Producer–Consumer

pc – generic producer–consumer

pc module defines necessary classes for producer-consumer multi-threaded problem.

Usual use case is to create some kind of (thread-safe) generator (usually shared by py:class:Producer instances). Obtain single value in Producer.produce() (obtaining value must be thread-safe as several producers can obtain value at once). Process the value and return the result.

Once returned, it can be consumed by Consumer instances – and results can be stored in some kind of (thread-safe) result (multiple consumers at once can store the value at once).
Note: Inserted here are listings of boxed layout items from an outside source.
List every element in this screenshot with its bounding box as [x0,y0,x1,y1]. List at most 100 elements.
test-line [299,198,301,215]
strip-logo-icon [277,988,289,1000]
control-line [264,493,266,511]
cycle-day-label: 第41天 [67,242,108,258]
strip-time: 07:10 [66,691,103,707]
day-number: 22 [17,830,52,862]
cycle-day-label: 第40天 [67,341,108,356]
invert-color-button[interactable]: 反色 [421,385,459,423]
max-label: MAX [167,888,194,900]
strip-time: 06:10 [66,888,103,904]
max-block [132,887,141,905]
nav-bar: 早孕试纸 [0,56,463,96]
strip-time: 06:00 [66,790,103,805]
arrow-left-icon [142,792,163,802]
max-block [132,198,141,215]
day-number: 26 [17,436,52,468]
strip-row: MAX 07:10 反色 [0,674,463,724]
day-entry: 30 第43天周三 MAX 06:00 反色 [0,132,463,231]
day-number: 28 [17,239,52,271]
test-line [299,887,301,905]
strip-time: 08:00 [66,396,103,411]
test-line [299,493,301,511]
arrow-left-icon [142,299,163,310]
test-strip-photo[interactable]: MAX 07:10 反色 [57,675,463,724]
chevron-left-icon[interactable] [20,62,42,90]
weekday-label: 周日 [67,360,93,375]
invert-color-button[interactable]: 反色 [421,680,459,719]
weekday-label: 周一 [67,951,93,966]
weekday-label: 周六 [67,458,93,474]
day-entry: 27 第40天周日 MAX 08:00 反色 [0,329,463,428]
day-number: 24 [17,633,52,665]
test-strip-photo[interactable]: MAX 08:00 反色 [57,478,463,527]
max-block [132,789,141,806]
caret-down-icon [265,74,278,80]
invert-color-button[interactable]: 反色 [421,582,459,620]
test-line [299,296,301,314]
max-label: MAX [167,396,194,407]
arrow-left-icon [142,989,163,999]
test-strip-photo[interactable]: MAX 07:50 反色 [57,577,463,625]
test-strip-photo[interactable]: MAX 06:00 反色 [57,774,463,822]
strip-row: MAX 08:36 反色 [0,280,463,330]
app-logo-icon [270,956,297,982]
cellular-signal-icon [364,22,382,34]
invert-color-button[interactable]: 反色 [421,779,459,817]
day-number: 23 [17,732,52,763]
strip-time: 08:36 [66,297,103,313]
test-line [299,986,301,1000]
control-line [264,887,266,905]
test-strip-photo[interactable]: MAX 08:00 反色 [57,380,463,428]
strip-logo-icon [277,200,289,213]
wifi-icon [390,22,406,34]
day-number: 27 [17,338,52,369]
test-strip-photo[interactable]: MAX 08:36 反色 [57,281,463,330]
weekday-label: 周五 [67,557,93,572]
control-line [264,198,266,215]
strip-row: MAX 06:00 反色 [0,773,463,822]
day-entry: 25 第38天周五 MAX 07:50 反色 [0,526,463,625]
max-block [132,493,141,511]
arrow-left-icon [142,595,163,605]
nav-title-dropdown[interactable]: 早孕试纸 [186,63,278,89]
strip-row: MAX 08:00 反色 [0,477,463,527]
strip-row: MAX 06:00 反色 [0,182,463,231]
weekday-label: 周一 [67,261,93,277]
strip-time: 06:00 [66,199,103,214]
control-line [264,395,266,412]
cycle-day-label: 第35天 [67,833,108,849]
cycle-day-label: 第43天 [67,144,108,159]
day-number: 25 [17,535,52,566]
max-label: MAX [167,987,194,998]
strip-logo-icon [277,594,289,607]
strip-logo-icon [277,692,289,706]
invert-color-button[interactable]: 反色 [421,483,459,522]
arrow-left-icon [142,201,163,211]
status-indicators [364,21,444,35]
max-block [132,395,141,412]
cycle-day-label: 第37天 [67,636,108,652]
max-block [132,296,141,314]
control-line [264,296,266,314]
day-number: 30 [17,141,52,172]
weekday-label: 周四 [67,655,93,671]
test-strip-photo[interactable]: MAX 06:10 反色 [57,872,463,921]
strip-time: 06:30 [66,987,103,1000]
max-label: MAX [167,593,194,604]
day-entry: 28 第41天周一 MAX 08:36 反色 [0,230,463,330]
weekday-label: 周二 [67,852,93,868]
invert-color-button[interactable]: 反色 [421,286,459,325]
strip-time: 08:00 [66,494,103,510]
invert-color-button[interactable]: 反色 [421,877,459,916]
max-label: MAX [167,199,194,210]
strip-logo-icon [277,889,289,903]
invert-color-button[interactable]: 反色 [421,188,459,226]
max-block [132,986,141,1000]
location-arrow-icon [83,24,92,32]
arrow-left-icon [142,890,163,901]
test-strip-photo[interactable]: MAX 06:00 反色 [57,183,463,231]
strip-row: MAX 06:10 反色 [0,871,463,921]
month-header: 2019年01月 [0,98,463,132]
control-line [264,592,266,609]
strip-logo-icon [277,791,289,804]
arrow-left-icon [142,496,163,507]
ProducerConsumer engine manages necessary synchronization among ProducerThread and ConsumerThread threads and provides produced objects from Producer.produce() to Consumer.consume().

Caller should ususually:

  1. override Producer.produce()

  2. override Consumer.consume()

  3. define some kind of thread-safe generator if required for Producer instances to obtain initial objects

  4. define some kind of thread-safe result if required for Consumer instances to store results

You can look in summer.tests.pctest.ProducerConsumerTest for inspiration.

Please look at summer.pcg module as a specific implementation of producer–consumer that uses iterable as input, several producers are used to iterate over it and produce values consumed by several consumers.
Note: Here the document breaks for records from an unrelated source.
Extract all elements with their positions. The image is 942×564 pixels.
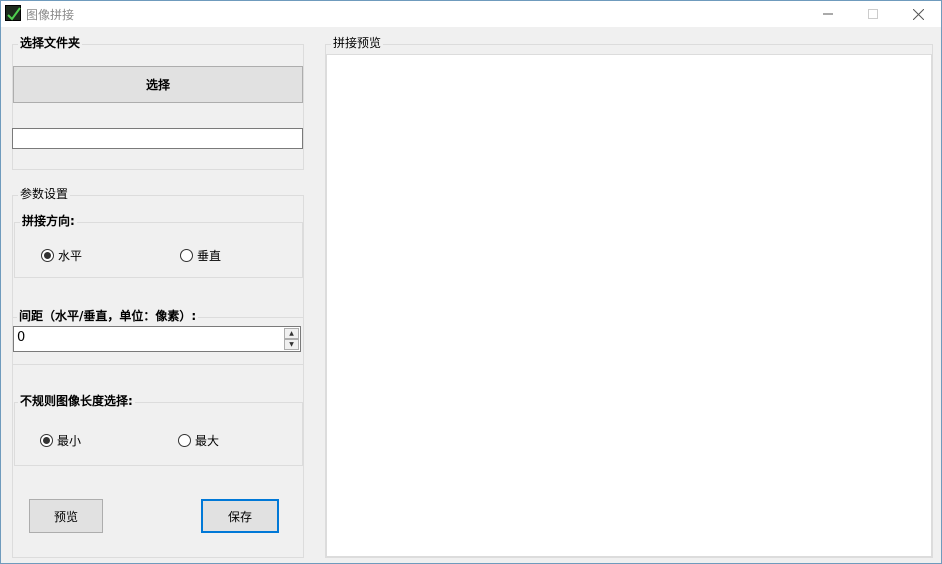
spacing-group-title: 间距（水平/垂直，单位：像素）: <box>17 309 199 323</box>
spin-up-icon[interactable]: ▲ <box>284 328 299 339</box>
spacing-stepper[interactable]: 0 ▲ ▼ <box>13 326 301 352</box>
radio-horizontal-circle[interactable] <box>41 249 54 262</box>
spin-down-icon[interactable]: ▼ <box>284 339 299 350</box>
spin-arrows: ▲ ▼ <box>284 328 299 350</box>
folder-path-field[interactable] <box>12 128 303 149</box>
radio-min-label: 最小 <box>57 434 82 448</box>
preview-button-label: 预览 <box>53 509 78 524</box>
select-folder-button[interactable]: 选择 <box>13 66 303 103</box>
radio-horizontal[interactable]: 水平 <box>41 247 82 264</box>
preview-image-area <box>326 54 932 557</box>
window-title: 图像拼接 <box>26 8 75 22</box>
radio-horizontal-label: 水平 <box>58 249 83 263</box>
radio-min[interactable]: 最小 <box>40 432 81 449</box>
params-group-title: 参数设置 <box>18 187 71 201</box>
folder-group <box>12 44 304 170</box>
radio-vertical-circle[interactable] <box>180 249 193 262</box>
title-bar[interactable]: 图像拼接 <box>1 1 941 27</box>
select-folder-label: 选择 <box>145 78 170 92</box>
preview-button[interactable]: 预览 <box>29 499 103 533</box>
checkmark-app-icon <box>5 5 21 21</box>
radio-max[interactable]: 最大 <box>178 432 219 449</box>
close-icon[interactable] <box>895 1 941 27</box>
radio-vertical-label: 垂直 <box>197 249 222 263</box>
save-button-label: 保存 <box>227 509 252 524</box>
irregular-group-title: 不规则图像长度选择: <box>18 394 135 408</box>
spacing-value: 0 <box>17 330 26 345</box>
maximize-icon[interactable] <box>850 1 896 27</box>
radio-min-circle[interactable] <box>40 434 53 447</box>
radio-max-label: 最大 <box>195 434 220 448</box>
radio-max-circle[interactable] <box>178 434 191 447</box>
save-button[interactable]: 保存 <box>201 499 279 533</box>
preview-group-title: 拼接预览 <box>331 36 384 50</box>
minimize-icon[interactable] <box>805 1 851 27</box>
radio-vertical[interactable]: 垂直 <box>180 247 221 264</box>
direction-group-title: 拼接方向: <box>20 214 77 228</box>
folder-group-title: 选择文件夹 <box>18 36 83 50</box>
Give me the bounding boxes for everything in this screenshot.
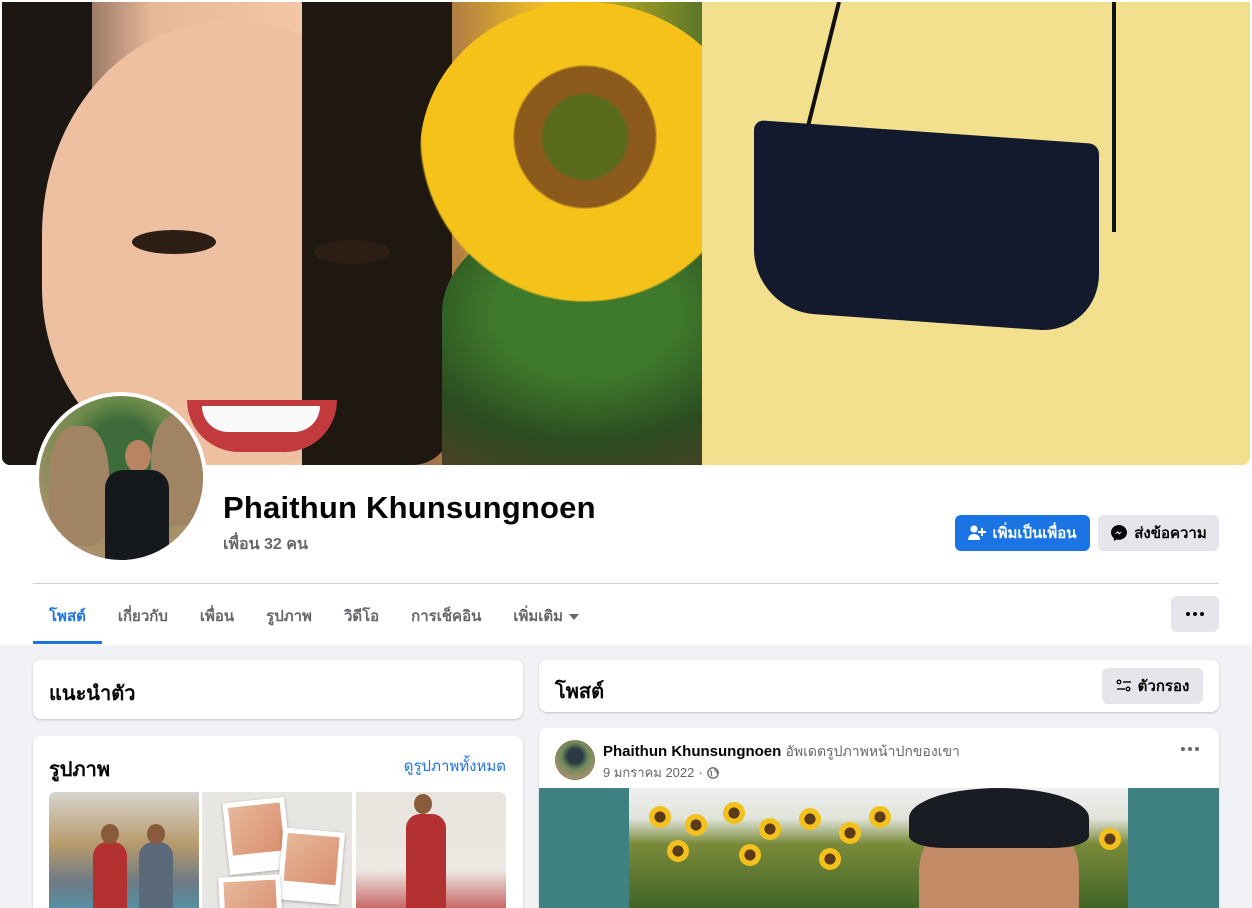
add-friend-button[interactable]: เพิ่มเป็นเพื่อน <box>955 515 1090 551</box>
post-image[interactable] <box>539 788 1219 908</box>
posts-header: โพสต์ ตัวกรอง <box>539 660 1219 712</box>
post-author[interactable]: Phaithun Khunsungnoen <box>603 743 781 760</box>
tab-friends[interactable]: เพื่อน <box>184 588 250 644</box>
photo-thumbnail[interactable] <box>49 792 199 908</box>
filter-icon <box>1116 679 1131 692</box>
profile-tabs: โพสต์ เกี่ยวกับ เพื่อน รูปภาพ วิดีโอ การ… <box>33 588 595 644</box>
tab-about[interactable]: เกี่ยวกับ <box>102 588 184 644</box>
meta-separator: · <box>698 765 703 780</box>
profile-avatar[interactable] <box>35 392 207 564</box>
globe-icon <box>706 766 719 779</box>
post-author-avatar[interactable] <box>555 740 595 780</box>
add-friend-icon <box>968 525 987 540</box>
intro-card: แนะนำตัว <box>33 660 523 719</box>
friends-count[interactable]: เพื่อน 32 คน <box>223 532 308 557</box>
post-header-line: Phaithun Khunsungnoen อัพเดตรูปภาพหน้าปก… <box>603 741 960 763</box>
messenger-icon <box>1111 525 1128 541</box>
tab-posts[interactable]: โพสต์ <box>33 588 102 644</box>
caret-down-icon <box>569 614 580 620</box>
more-dots-icon <box>1181 747 1185 751</box>
profile-more-button[interactable] <box>1171 596 1219 632</box>
post-options-button[interactable] <box>1181 747 1199 751</box>
filter-label: ตัวกรอง <box>1137 678 1190 695</box>
profile-header: Phaithun Khunsungnoen เพื่อน 32 คน เพิ่ม… <box>0 0 1252 645</box>
more-dots-icon <box>1186 612 1190 616</box>
post-photo <box>629 788 1128 908</box>
see-all-photos-link[interactable]: ดูรูปภาพทั้งหมด <box>404 754 506 778</box>
cover-photo[interactable] <box>2 2 1250 465</box>
header-divider <box>33 583 1219 584</box>
posts-title: โพสต์ <box>555 681 605 703</box>
add-friend-label: เพิ่มเป็นเพื่อน <box>992 525 1077 542</box>
tab-photos[interactable]: รูปภาพ <box>250 588 328 644</box>
tab-videos[interactable]: วิดีโอ <box>328 588 395 644</box>
photos-title: รูปภาพ <box>49 759 111 781</box>
post-meta: 9 มกราคม 2022 · <box>603 762 719 783</box>
send-message-label: ส่งข้อความ <box>1134 525 1207 542</box>
photo-thumbnail[interactable] <box>202 792 352 908</box>
profile-name: Phaithun Khunsungnoen <box>223 490 596 525</box>
post-action: อัพเดตรูปภาพหน้าปกของเขา <box>785 743 960 759</box>
tab-checkins[interactable]: การเช็คอิน <box>395 588 497 644</box>
post-date[interactable]: 9 มกราคม 2022 <box>603 762 694 783</box>
photos-card: รูปภาพ ดูรูปภาพทั้งหมด <box>33 736 523 908</box>
filter-button[interactable]: ตัวกรอง <box>1102 668 1203 704</box>
send-message-button[interactable]: ส่งข้อความ <box>1098 515 1219 551</box>
photo-thumbnail[interactable] <box>356 792 506 908</box>
intro-title: แนะนำตัว <box>49 683 136 705</box>
tab-more[interactable]: เพิ่มเติม <box>497 588 595 644</box>
post-card: Phaithun Khunsungnoen อัพเดตรูปภาพหน้าปก… <box>539 728 1219 908</box>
Thread count is determind based on target HW (number of cores available + 1). You can try to experiment with this value. For I/O heavy tasks you can get usually better perfomance by increasing number of threads (as a rule of thumb try twice the number of cores).

pcg – producer–consumer with generator

pcg module is more specific producer–consumer implementation based on common use case: If you need to iterate in parallel over a collection of input values and invoke an operation for each item.

Typical usage:

class MyConsumer(Consumer):

def __init__(self, progress: Progress):
    self.progress = progress

def consume(self, produced_object):
    # do whatever is required to do
    self...
    # indicate progress -- for example to some gui listener (progressbar, ...)
    self.progress.next_step()

if __name__ == "__main__":
    iterable = list(...)
    consumer = MyConsumer(self, progress)
    pcg = ProducerConsumerWithGenerator(iterable, ProducerWithGenerator(), consumer)
    pcg.run()

Producer is replaced with ProducerWithGenerator which may be left as is usually – it automatically iterates over provided iterable returning one value at a time. You can override ProducerWithGenerator.produce_from_slice() method which takes single argument – the current iterator value.

You can also leverage summer.utils.chunks() function to split large collection into smaller ones and produce chunks of data to decrease race conditions in iteration over single iterator – summer.pc.Consumer class consumes the whole chunks, not single items, which may improve perfomance.